Bau asap dapur yang akan kau cium!
Berbeda
sekali dengan kamu yang bekerja kantoran, mungkin hanya pegawai negeri
rendahan, tapi kenyataannya duit gajimu malah kamu tukar dengan mobil. Yang
harus kamu cicil dengan duit gajimu tiap bulan, hingga minus. Dan harus aku
yang memenuhi segala kebutuhan rumah perharinya, pintar sekali kamu. Jelas kamu
bisa kelihatan rapi bersih dan wangi tiap hari sehingga dapat digoda perempuan
muda di luar sana. Apalagi dengan setelan seragam pegawai negerimu, lengkaplah
untuk perempuan lain mengangapmu laki-laki sukses. Sedangkan aku hanya di
belakangmu sambil merapikan segala kegagalanmu sebagai suami.
Memang
sudah kodratnya sebagai perempuan, aku tidak ingin menyalahkan takdir. Tapi
kenapa aku yang selalu disalahkan saat suamiku ketahuan memiliki perempuan lain
di luar? Mereka menyalahkanku karena aku gembrot, tidak bisa menjaga tubuh, bau
ku seperti bumbu dapur dan selalu cerewet. Mereka juga bilang aku perempuan
goblok, yang mau saja dibohongi suaminya terus. Andai saja mereka tahu, aku
juga sakit hati tiap kali membayangkan suamiku tidur dengan perempuan lain.
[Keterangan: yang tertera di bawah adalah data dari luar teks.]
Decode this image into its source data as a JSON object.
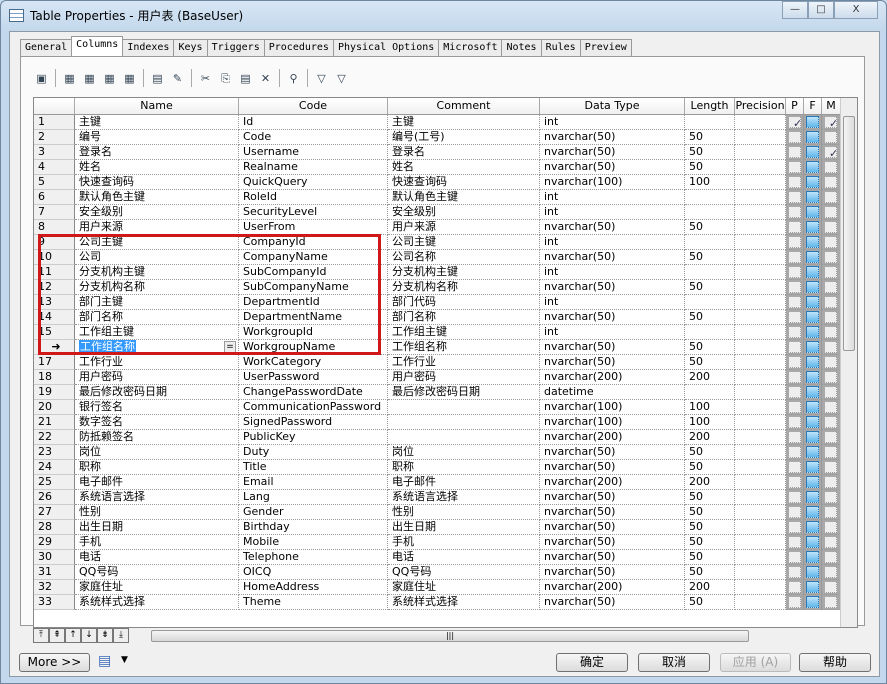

Pertengkaran
demi pertengkaran tiap hari, barang-barang yang dibanting ke lantai dan juga
anak-anak yang ketakutan. Aku mulai lelah dan sadar bahwa semua itu tidak ada
gunanya. Sekarang bagiku aku sudah tidak dapat egois lagi, tubuh ini sudah
bukan lagi milikku sendiri tapi juga milik anak-anakku. Banyak yang harus aku
pertimbangkan. Aku tidak ingin memberikan keluarga yang tidak utuh bagi mereka,
setidaknya saat mereka pulang sekolah mereka akan menjumpai bapak ibunya ada di
rumah.
Menjadi
seorang perempuan terlebih seorang ibu, sudah bukan waktunya lagi memikirkan
diri sendiri. Buatku melihat anak-anakku tumbuh adalah kebahagiaan yang luar
biasa, yang terpenting sekarang adalah anak-anakku. Dan suamiku? Yang penting
dia tidak membawa perempuan lacur itu ke dalam rumah tangga ini bagiku
perempuan tersebut hanya pekarangan belakang yang tidak perlu aku tahu, aku
ingin tutup mata saja soal itu. Selain itu juga suamiku tetap memikirkan
kebutuhan anak-anak, itu sudah cukup.
Di sebrang sebuah jalan
Di
pandangi teman-temanku, rasanya risih sekali. Mereka mengamati mataku yang
bengap hasil dari menangis semalaman. Aku hanya diam saat teman-teman
menanyaiku macam-macam. Beruntun!
Aku
bercerita pun mereka belum tentu akan mengerti keadaanku. Jadi aku hanya diam
saja, aku juga tidak ingin berbagi duka untuk mereka, buatku teman-teman hanya
cukup tau suka ku saja. Kenyataannya aku masih lengkap dengan tawaku dan ceria
sepanjang bersama mereka meskipun mata sepertinya tidak dapat membohongi. Tak
apalah biar semua sesak kumiliki sendiri.
Segala
hal yang begitu menyakitkan, ketika melihat kedua orang tuaku saling
membantingi barang-barang rumah, saling memaki satu sama lain. Aku yang hanya
mampu menangis terisak diam-diam, hal yang sepertinya bukan terjadi sekali dua
kali di rumah, tapi begitu sering bahkan aku lupa sejak kapan dimulainya.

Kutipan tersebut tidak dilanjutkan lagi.